Tuesday, February 01, 2005
NORTHCOM is much more forthright about what it supposedly doesn't do than what it actually does. Its web site repeatedly, in many forms, notes that NORTHCOM is not a police auxiliary and that the Reconstruction-era Posse Comitatus Act prevents the military from meddling much in domestic affairs. Despite this, NORTHCOM readily, if somewhat vaguely, admits to "a cooperative relationship with federal agencies" and "information-sharing" among organizations. NORTHCOM's commander Gen. Ralph "Ed" Eberhart, who, the Wall Street Journal notes, is the "first general since the Civil War with operational authority exclusively over military forces within the U.S," was even more blunt when he told PBS's Newshour "[W]e are not going to be out there spying on people[, but] we get information from people who do."
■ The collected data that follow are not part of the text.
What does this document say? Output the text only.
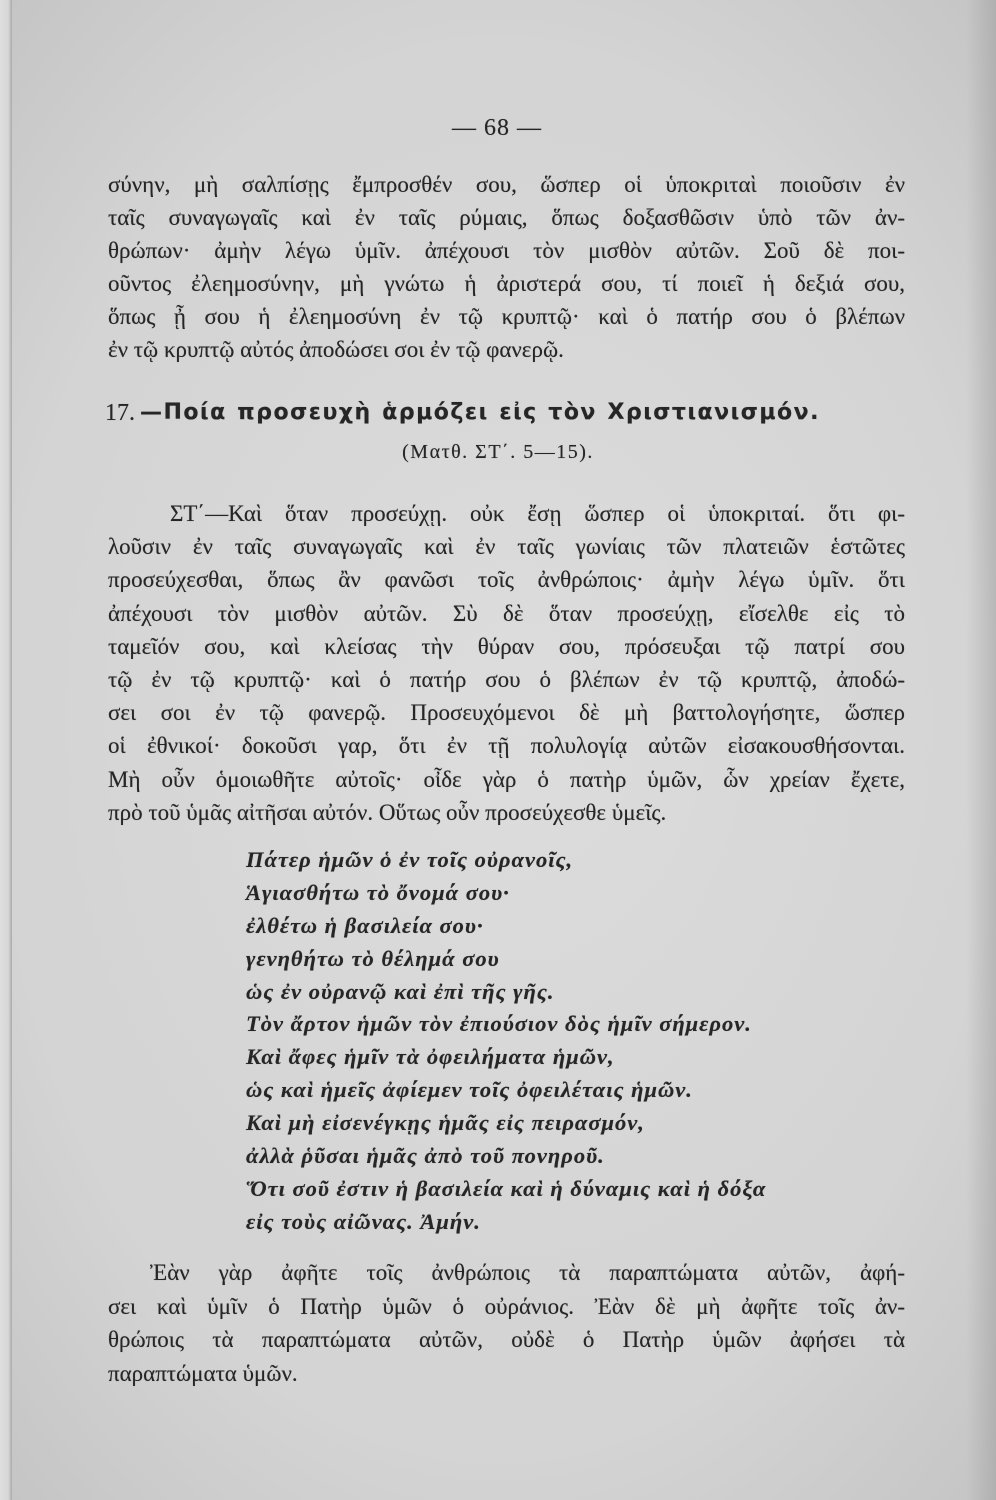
— 68 —
σύνην, μὴ σαλπίσῃς ἔμπροσθέν σου, ὥσπερ οἱ ὑποκριταὶ ποιοῦσιν ἐν
ταῖς συναγωγαῖς καὶ ἐν ταῖς ρύμαις, ὅπως δοξασθῶσιν ὑπὸ τῶν ἀν-
θρώπων· ἀμὴν λέγω ὑμῖν. ἀπέχουσι τὸν μισθὸν αὐτῶν. Σοῦ δὲ ποι-
οῦντος ἐλεημοσύνην, μὴ γνώτω ἡ ἀριστερά σου, τί ποιεῖ ἡ δεξιά σου,
ὅπως ᾖ σου ἡ ἐλεημοσύνη ἐν τῷ κρυπτῷ· καὶ ὁ πατήρ σου ὁ βλέπων
ἐν τῷ κρυπτῷ αὐτός ἀποδώσει σοι ἐν τῷ φανερῷ.
17. —Ποία προσευχὴ ἁρμόζει εἰς τὸν Χριστιανισμόν.
(Ματθ. ΣΤ΄. 5—15).
ΣΤ΄—Καὶ ὅταν προσεύχῃ. οὐκ ἔσῃ ὥσπερ οἱ ὑποκριταί. ὅτι φι-
λοῦσιν ἐν ταῖς συναγωγαῖς καὶ ἐν ταῖς γωνίαις τῶν πλατειῶν ἑστῶτες
προσεύχεσθαι, ὅπως ἂν φανῶσι τοῖς ἀνθρώποις· ἀμὴν λέγω ὑμῖν. ὅτι
ἀπέχουσι τὸν μισθὸν αὐτῶν. Σὺ δὲ ὅταν προσεύχῃ, εἴσελθε εἰς τὸ
ταμεῖόν σου, καὶ κλείσας τὴν θύραν σου, πρόσευξαι τῷ πατρί σου
τῷ ἐν τῷ κρυπτῷ· καὶ ὁ πατήρ σου ὁ βλέπων ἐν τῷ κρυπτῷ, ἀποδώ-
σει σοι ἐν τῷ φανερῷ. Προσευχόμενοι δὲ μὴ βαττολογήσητε, ὥσπερ
οἱ ἐθνικοί· δοκοῦσι γαρ, ὅτι ἐν τῇ πολυλογίᾳ αὐτῶν εἰσακουσθήσονται.
Μὴ οὖν ὁμοιωθῆτε αὐτοῖς· οἶδε γὰρ ὁ πατὴρ ὑμῶν, ὧν χρείαν ἔχετε,
πρὸ τοῦ ὑμᾶς αἰτῆσαι αὐτόν. Οὕτως οὖν προσεύχεσθε ὑμεῖς.
Πάτερ ἡμῶν ὁ ἐν τοῖς οὐρανοῖς,
Ἁγιασθήτω τὸ ὄνομά σου·
ἐλθέτω ἡ βασιλεία σου·
γενηθήτω τὸ θέλημά σου
ὡς ἐν οὐρανῷ καὶ ἐπὶ τῆς γῆς.
Τὸν ἄρτον ἡμῶν τὸν ἐπιούσιον δὸς ἡμῖν σήμερον.
Καὶ ἄφες ἡμῖν τὰ ὀφειλήματα ἡμῶν,
ὡς καὶ ἡμεῖς ἀφίεμεν τοῖς ὀφειλέταις ἡμῶν.
Καὶ μὴ εἰσενέγκῃς ἡμᾶς εἰς πειρασμόν,
ἀλλὰ ῥῦσαι ἡμᾶς ἀπὸ τοῦ πονηροῦ.
Ὅτι σοῦ ἐστιν ἡ βασιλεία καὶ ἡ δύναμις καὶ ἡ δόξα
εἰς τοὺς αἰῶνας. Ἀμήν.
Ἐὰν γὰρ ἀφῆτε τοῖς ἀνθρώποις τὰ παραπτώματα αὐτῶν, ἀφή-
σει καὶ ὑμῖν ὁ Πατὴρ ὑμῶν ὁ οὐράνιος. Ἐὰν δὲ μὴ ἀφῆτε τοῖς ἀν-
θρώποις τὰ παραπτώματα αὐτῶν, οὐδὲ ὁ Πατὴρ ὑμῶν ἀφήσει τὰ
παραπτώματα ὑμῶν.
Even putting NORTHCOM aside, the military has recently been creeping into civilian life in all sorts of ways. Back in 2003, for instance, Torch Concepts, an Army sub-contractor, was given JetBlue's entire 5.1 million passenger database, without the knowledge or consent of those on the list, for data-mining – a blatant breach of civilian privacy that the Army nonetheless judged not to violate the federal Privacy Act. Then, in 2004, Army intelligence agents were caught illegally investigating civilians at a conference on Islam at the University of Texas law school in Austin.